Fermions have quite a remarkable property: no two of them can be in the same quantum state. What does that mean? Every particle in the universe is described by a set of numbers that specify its state. Some of these numbers are its energy, its momentum or its position. There are also other things like spin, which tells us the way the particle is spinning. What the Pauli exclusion principle tells us is that no two particles can have exactly the same numbers.
For example, in atoms electrons move in “orbits” around the nucleus. I say “orbits”, but electrons are really spread around a certain location we call an “orbital” and only have a definite position when we measure it. Let’s stick to orbits for now. It turns out that only some orbits are allowed: let’s call them 1, 2, 3, etc, going from less to more energy. Now just like people, electrons want to be in the state of least possible energy, so they will tend to want to be in the first orbital.

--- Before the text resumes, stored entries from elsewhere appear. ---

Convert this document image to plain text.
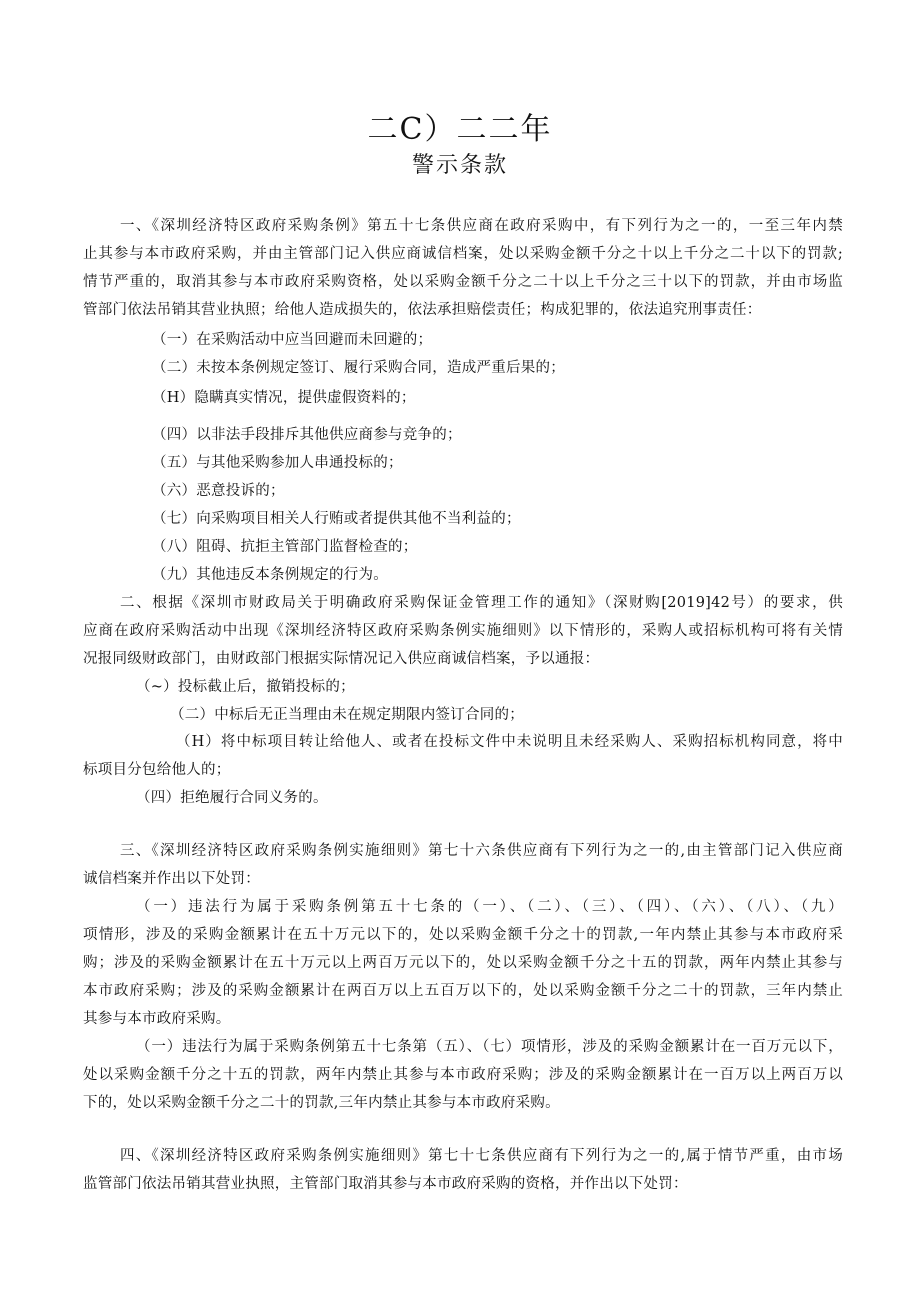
二C）二二年
警示条款
一、《深圳经济特区政府采购条例》第五十七条供应商在政府采购中，有下列行为之一的，一至三年内禁
止其参与本市政府采购，并由主管部门记入供应商诚信档案，处以采购金额千分之十以上千分之二十以下的罚款;
情节严重的，取消其参与本市政府采购资格，处以采购金额千分之二十以上千分之三十以下的罚款，并由市场监
管部门依法吊销其营业执照；给他人造成损失的，依法承担赔偿责任；构成犯罪的，依法追究刑事责任：
（一）在采购活动中应当回避而未回避的；
（二）未按本条例规定签订、履行采购合同，造成严重后果的；
（H）隐瞒真实情况，提供虚假资料的；
（四）以非法手段排斥其他供应商参与竞争的；
（五）与其他采购参加人串通投标的；
（六）恶意投诉的；
（七）向采购项目相关人行贿或者提供其他不当利益的；
（八）阻碍、抗拒主管部门监督检查的；
（九）其他违反本条例规定的行为。
二、根据《深圳市财政局关于明确政府采购保证金管理工作的通知》（深财购[2019]42号）的要求，供
应商在政府采购活动中出现《深圳经济特区政府采购条例实施细则》以下情形的，采购人或招标机构可将有关情
况报同级财政部门，由财政部门根据实际情况记入供应商诚信档案，予以通报：
（~）投标截止后，撤销投标的；
（二）中标后无正当理由未在规定期限内签订合同的；
（H）将中标项目转让给他人、或者在投标文件中未说明且未经采购人、采购招标机构同意，将中
标项目分包给他人的；
（四）拒绝履行合同义务的。
三、《深圳经济特区政府采购条例实施细则》第七十六条供应商有下列行为之一的,由主管部门记入供应商
诚信档案并作出以下处罚：
（一）违法行为属于采购条例第五十七条的（一）、（二）、（三）、（四）、（六）、（八）、（九）
项情形，涉及的采购金额累计在五十万元以下的，处以采购金额千分之十的罚款,一年内禁止其参与本市政府采
购；涉及的采购金额累计在五十万元以上两百万元以下的，处以采购金额千分之十五的罚款，两年内禁止其参与
本市政府采购；涉及的采购金额累计在两百万以上五百万以下的，处以采购金额千分之二十的罚款，三年内禁止
其参与本市政府采购。
（一）违法行为属于采购条例第五十七条第（五）、（七）项情形，涉及的采购金额累计在一百万元以下，
处以采购金额千分之十五的罚款，两年内禁止其参与本市政府采购；涉及的采购金额累计在一百万以上两百万以
下的，处以采购金额千分之二十的罚款,三年内禁止其参与本市政府采购。
四、《深圳经济特区政府采购条例实施细则》第七十七条供应商有下列行为之一的,属于情节严重，由市场
监管部门依法吊销其营业执照，主管部门取消其参与本市政府采购的资格，并作出以下处罚：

Let’s say we have three electrons. Our first electron chooses first and goes to the first orbital, because it has the least energy. The second one also wants to be there: can it? According to Pauli’s exclusion principle, it can if at least one of the numbers that describes it is different. If it stays in the same orbit, the energy will be the same: however, the electron can still have a different spin, so we can fit it in the first orbital.
Now, the third electron has a problem, because if it were in the first orbital it would have an identical state to one of the two electrons. Therefore, it cannot stay there and has to go to the second orbital. This is what causes atoms to have different sizes: otherwise all electrons would just be in the least-energy orbital!
This is what happens to our charm quark up there: being a fermion, it cannot be in the same state as its friend. So, even though it would love the steak, it has to settle for salad. Sucks being a quark.
Now, once all electrons are happy in their orbits, the atom has some decent size. If I put it next to another atom, the electrons in the outer orbitals will repel each other and the atoms will not be able to touch. This is what prevents matter from going through other matter. First, the Pauli exclusion principle gives atoms sufficient size; then, the electric repulsion does the rest.
Does This Work for Bosons?
No, it does not. As explained here, bosons have no problem occupying the same state, which makes them capable of going right through each other. In fact, you can have as many bosons as you want in the lowest energy state. This is the basis for Bose-Einstein condensates.
Why does this happen?
Honestly? We don’t have a clue. The usual, technical answer is something akin to “the wave-function of a group of fermions has to be anti-symmetrical” or “the creation-annihilation operators must follow certain anticommutation relations.” Now, this probably sounds like Chinese to you as it refers to the mathematical structure of a quantum theory. However, even though either of the two conditions above are equivalent to the Pauli exclusion principle, both have to be introduced without justification: that is, we add them because they work. A theory with these properties gives the right experimental results. That’s it. Why does nature behave this way? Nobody has a clue.
If this seems unsatisfactory to you, bear in mind that we have exactly the same problem with the speed of light. You know that the speed of light has to be the same for every observer; but why? Again, we don’t know. The constancy of the speed of light was introduced by Einstein as one of the two postulates of his theory. A postulate is a statement that you give without proof: its ultimate justification is that it agrees with experiment. We know that the speed of light is constant because we’ve measured it many, many times and always got the same answer. Could the universe be different? Most certainly. But it isn’t.
Maybe in the future we will find a deeper theory that explains both of these things. But this theory, by definition, will also have unjustified assumptions. This is the nature of science: we look for the theory with the minimum number of assumptions, but we cannot have one without any.